Token in memory: access/ID tokens in JS variable — lost on refresh, mitigates XSS exfiltration vs localStorage. Refresh via silent iframe or re-auth.
We moved from localStorage access tokens to BFF + rotating refresh — XSS could still act as user but couldn't exfiltrate long-lived tokens.
OIDC pitfalls.
- Confusing access token for session — access tokens expire quickly; refresh flow or server session needed
- Skipping PKCE on public clients — authorization code interception
- Not validating ID token — forged JWT if attacker substitutes token
- Wrong
aud— accepting tokens issued for another client - Ignoring logout — OIDC RP-initiated logout and front-channel/back-channel specs exist; implement or sessions linger at provider
Rotate signing keys gracefully: cache JWKS with kid lookup but refresh on signature failure in case of provider key rotation. Log authentication failures with error, error_description, and state — never log authorization codes or refresh tokens. For multi-tenant SaaS, map sub plus iss as composite primary key; the same person logging in via Google and email-password OIDC will have different sub values. Document session length policy: ID tokens expire in minutes; application sessions may last days via refresh tokens stored server-side. Compliance reviews often ask for RP-initiated logout — implement end-session endpoint redirects even if most users just close the tab. Test clock skew by advancing container time during integration tests; brittle exp validation breaks logins silently in VMs with drifted clocks.
Resources
- OpenID Connect Core 1.0 specification
- OAuth 2.0 for Browser-Based Apps (BCP)
- Auth0 — ID token vs access token
- PKCE RFC 7636
- OpenID Connect Discovery 1.0
Frequently asked questions
What is the difference between OAuth 2.0 and OpenID Connect?

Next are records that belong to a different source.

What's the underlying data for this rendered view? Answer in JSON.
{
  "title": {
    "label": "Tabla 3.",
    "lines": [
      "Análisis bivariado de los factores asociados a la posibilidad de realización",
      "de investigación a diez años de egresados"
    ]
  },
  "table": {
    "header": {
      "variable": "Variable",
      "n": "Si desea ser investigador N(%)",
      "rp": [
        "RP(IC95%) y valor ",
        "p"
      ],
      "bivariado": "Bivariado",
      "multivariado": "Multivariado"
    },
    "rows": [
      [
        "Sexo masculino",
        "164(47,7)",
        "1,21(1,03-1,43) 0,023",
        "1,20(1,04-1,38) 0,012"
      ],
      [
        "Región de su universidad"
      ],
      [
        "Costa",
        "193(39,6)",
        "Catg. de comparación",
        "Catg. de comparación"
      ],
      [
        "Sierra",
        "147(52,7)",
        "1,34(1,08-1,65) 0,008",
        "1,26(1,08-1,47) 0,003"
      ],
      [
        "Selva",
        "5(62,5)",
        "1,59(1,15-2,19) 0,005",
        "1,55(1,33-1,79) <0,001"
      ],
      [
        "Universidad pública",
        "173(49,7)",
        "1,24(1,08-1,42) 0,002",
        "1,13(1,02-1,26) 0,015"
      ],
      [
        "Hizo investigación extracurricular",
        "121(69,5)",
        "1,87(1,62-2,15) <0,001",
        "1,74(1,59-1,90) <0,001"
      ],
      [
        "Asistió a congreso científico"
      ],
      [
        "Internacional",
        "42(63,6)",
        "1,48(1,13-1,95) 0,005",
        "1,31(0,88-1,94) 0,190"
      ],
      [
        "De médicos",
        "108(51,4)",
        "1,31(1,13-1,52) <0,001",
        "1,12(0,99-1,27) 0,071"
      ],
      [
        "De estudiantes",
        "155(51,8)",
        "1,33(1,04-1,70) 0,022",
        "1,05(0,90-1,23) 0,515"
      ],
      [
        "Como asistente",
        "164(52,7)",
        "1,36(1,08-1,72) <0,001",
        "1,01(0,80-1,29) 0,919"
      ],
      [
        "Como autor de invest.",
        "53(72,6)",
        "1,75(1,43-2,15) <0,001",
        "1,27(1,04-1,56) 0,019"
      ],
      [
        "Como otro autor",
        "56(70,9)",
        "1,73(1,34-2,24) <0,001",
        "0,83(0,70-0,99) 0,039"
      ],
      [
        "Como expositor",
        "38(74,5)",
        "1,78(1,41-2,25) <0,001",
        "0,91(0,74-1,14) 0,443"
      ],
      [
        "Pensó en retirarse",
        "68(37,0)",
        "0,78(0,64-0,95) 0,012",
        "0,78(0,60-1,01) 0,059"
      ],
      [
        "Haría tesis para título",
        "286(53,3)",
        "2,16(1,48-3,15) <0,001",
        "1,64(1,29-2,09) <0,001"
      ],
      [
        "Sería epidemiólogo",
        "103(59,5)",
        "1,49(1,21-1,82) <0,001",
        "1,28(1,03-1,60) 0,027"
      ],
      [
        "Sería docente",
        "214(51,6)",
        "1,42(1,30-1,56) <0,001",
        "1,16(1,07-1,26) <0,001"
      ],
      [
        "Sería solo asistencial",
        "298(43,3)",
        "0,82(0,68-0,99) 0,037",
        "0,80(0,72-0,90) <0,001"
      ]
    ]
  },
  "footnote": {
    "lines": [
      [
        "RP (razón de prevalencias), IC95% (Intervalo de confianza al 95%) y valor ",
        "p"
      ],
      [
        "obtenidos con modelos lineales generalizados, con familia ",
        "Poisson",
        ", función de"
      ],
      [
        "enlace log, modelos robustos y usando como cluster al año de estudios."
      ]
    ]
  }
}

OAuth 2.0 authorizes access to resources — it answers 'can this app access my data?' OpenID Connect adds an identity layer on top: an ID token proves who the user is. OAuth alone doesn't standardize user authentication; OIDC does via ID tokens and UserInfo.
Should you validate ID tokens or access tokens for user identity?

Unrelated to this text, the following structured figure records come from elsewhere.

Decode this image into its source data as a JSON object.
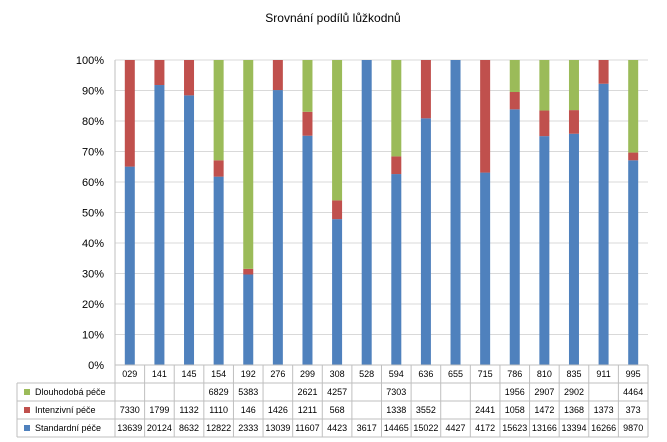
{
  "chart_data": {
    "type": "bar",
    "stacked": "percent",
    "title": "Srovnání podílů lůžkodnů",
    "categories": [
      "029",
      "141",
      "145",
      "154",
      "192",
      "276",
      "299",
      "308",
      "528",
      "594",
      "636",
      "655",
      "715",
      "786",
      "810",
      "835",
      "911",
      "995"
    ],
    "y_ticks": [
      "0%",
      "10%",
      "20%",
      "30%",
      "40%",
      "50%",
      "60%",
      "70%",
      "80%",
      "90%",
      "100%"
    ],
    "ylim": [
      0,
      100
    ],
    "grid": true,
    "series": [
      {
        "name": "Standardní péče",
        "color": "#4f81bd",
        "values": [
          13639,
          20124,
          8632,
          12822,
          2333,
          13039,
          11607,
          4423,
          3617,
          14465,
          15022,
          4427,
          4172,
          15623,
          13166,
          13394,
          16266,
          9870
        ]
      },
      {
        "name": "Intenzivní péče",
        "color": "#c0504d",
        "values": [
          7330,
          1799,
          1132,
          1110,
          146,
          1426,
          1211,
          568,
          null,
          1338,
          3552,
          null,
          2441,
          1058,
          1472,
          1368,
          1373,
          373
        ]
      },
      {
        "name": "Dlouhodobá péče",
        "color": "#9bbb59",
        "values": [
          null,
          null,
          null,
          6829,
          5383,
          null,
          2621,
          4257,
          null,
          7303,
          null,
          null,
          null,
          1956,
          2907,
          2902,
          null,
          4464
        ]
      }
    ]
  }
}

Use ID tokens for identity — subject, email, name claims. Access tokens authorize API calls to resource servers. Never treat an access token as proof of identity unless it's a specialized token format your resource server validates with explicit identity claims.
Which OIDC flow should web apps use?
Authorization Code flow with PKCE for SPAs and mobile apps. Implicit and hybrid flows are deprecated for new applications. Confidential server-side apps use authorization code without PKCE on the client but with client secret on the token endpoint.